With a striking blend of compositional acumen and genre-defying imagination, Michael Abels has been composing evocative, highly sophisticated works for more than 30 years. But it is during this last decade, following his collaboration with award-winning director Jordan Peele on 2016’s Get Out, that moviegoers have truly discovered the talent of this incredibly compelling composer. Like Korngold’s, Abels’ achievements in the concert hall preceded his success in Hollywood. In 1990, just after the Berlin Wall’s collapse, Abels fulfilled a commission from the Phoenix Symphony to write Global Warming, a brilliant work that illuminates the planet’s melting ice caps, melting tensions at the end of the Cold War, and the “melting pot” of immigrant cultures in his Los Angeles neighborhood. Abels’ gift for musical storytelling is evident in the first bar; his use of open intervals and stark orchestration evoking a sweltering desert heat, replete with the sound of buzzing cicadas. With intricate counterpoint, he seamlessly weaves an Irish folk tune with a Middle Eastern melody, creating what he calls a “a noisy yet harmonious world village.” Abels’ compositional voice is so advanced and his technique so masterly that he can turn up the thermostat, celebrate global events, and tackle an existential crisis, all without uttering a word of dialogue.
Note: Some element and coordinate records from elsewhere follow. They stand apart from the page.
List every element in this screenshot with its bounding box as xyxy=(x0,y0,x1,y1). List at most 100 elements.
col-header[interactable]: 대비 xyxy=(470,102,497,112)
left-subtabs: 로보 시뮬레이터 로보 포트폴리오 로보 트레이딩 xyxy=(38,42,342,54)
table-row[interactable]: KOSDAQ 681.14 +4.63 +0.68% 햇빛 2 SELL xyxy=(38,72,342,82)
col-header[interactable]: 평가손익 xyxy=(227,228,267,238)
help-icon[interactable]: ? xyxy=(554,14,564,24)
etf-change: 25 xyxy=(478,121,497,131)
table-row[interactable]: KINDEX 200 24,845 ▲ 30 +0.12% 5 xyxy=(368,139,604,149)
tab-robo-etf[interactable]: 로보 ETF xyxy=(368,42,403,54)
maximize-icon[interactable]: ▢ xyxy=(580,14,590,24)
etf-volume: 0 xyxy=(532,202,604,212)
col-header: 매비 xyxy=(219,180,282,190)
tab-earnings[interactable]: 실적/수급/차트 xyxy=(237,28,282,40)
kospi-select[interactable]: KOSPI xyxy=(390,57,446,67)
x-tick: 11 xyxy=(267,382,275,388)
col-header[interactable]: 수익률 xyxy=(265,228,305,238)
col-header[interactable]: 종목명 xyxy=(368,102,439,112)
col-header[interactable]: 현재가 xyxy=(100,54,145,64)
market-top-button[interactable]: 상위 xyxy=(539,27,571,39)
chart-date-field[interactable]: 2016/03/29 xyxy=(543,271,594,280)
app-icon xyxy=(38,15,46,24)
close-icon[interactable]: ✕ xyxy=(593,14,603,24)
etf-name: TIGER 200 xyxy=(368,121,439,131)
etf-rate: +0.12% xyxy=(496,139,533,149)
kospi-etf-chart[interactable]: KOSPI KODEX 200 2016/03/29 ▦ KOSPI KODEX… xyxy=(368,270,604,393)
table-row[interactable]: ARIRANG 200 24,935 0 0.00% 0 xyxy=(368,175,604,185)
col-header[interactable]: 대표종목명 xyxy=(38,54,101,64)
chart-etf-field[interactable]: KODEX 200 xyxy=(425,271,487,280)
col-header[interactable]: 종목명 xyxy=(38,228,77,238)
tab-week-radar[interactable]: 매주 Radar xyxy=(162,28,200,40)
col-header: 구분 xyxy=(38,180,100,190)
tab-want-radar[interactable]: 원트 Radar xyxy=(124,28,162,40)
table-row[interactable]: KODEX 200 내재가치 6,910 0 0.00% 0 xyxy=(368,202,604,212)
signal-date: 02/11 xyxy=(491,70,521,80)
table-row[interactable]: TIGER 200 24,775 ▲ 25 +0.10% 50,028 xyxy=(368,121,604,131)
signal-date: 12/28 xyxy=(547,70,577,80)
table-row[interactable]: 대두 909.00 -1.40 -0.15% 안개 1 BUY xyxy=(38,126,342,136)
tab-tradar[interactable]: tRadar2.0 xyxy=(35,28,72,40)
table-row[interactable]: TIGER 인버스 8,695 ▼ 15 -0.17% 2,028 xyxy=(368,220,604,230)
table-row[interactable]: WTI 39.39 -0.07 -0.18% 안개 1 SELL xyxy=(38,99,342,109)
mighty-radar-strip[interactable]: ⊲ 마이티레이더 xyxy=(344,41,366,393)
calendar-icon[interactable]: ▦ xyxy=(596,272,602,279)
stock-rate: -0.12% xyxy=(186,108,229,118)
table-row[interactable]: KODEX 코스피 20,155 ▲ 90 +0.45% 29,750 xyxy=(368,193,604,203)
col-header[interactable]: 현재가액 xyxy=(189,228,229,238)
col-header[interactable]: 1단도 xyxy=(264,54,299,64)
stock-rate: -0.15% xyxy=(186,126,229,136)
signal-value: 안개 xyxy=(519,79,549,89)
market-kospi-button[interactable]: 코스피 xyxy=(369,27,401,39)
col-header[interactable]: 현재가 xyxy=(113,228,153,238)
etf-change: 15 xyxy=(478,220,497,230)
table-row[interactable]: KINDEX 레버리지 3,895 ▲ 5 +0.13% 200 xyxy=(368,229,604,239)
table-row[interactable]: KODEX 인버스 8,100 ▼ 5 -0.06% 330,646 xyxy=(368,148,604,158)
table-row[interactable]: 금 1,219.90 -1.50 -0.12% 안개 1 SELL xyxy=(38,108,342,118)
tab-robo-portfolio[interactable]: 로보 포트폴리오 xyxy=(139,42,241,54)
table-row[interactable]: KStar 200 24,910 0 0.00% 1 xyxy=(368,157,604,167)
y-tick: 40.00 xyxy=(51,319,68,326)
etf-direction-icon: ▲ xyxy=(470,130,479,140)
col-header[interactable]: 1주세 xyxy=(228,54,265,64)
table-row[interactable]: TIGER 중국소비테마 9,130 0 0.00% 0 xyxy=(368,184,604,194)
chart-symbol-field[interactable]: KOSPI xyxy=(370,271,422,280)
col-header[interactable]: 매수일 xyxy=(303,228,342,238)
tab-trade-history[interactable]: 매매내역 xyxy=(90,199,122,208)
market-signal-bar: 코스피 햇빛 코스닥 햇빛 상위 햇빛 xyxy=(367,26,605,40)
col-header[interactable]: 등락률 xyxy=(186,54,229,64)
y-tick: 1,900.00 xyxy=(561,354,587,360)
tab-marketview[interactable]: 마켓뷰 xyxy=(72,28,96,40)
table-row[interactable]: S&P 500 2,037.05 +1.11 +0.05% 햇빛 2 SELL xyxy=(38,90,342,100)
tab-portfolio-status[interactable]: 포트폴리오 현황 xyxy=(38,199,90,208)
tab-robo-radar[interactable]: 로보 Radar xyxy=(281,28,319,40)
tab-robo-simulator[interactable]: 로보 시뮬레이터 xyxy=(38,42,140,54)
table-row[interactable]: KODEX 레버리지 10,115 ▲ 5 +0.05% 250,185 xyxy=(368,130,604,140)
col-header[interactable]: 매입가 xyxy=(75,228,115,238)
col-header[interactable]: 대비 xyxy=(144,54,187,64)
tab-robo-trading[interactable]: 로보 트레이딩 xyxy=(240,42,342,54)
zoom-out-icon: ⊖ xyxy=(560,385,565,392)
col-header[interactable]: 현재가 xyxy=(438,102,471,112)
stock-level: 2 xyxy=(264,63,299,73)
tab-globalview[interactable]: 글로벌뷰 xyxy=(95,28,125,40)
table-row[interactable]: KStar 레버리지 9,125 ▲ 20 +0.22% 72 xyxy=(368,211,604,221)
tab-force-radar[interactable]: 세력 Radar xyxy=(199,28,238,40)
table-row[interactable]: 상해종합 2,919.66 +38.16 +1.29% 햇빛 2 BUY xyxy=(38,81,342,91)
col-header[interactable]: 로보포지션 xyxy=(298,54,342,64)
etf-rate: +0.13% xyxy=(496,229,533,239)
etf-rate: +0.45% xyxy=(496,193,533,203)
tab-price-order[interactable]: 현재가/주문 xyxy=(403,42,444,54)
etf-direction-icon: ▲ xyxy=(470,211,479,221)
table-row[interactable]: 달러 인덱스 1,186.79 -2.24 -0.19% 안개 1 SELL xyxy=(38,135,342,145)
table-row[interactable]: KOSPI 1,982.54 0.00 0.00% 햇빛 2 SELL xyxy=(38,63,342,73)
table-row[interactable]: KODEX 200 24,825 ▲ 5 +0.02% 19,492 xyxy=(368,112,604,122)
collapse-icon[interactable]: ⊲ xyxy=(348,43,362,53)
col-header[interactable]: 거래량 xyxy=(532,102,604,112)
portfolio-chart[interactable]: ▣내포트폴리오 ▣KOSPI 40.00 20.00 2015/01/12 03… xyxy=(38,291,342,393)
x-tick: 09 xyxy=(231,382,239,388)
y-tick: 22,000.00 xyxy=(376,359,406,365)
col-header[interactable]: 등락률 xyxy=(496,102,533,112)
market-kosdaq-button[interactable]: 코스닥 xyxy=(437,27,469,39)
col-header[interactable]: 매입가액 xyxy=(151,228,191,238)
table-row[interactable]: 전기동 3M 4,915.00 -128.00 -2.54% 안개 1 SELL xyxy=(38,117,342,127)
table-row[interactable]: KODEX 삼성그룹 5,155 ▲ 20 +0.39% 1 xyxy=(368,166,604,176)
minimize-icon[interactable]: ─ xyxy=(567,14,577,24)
This brings us back to Strauss, a highly influential figure who might have enjoyed knowing the heights to which his musical descendants have soared over the last century. Examining the celluloid thread that runs through these four compositions, we are reminded how much we all share with our musical ancestors and how fortunate we are to speak this magical, universal language. After all, with music, you can express so much …without saying anything at all.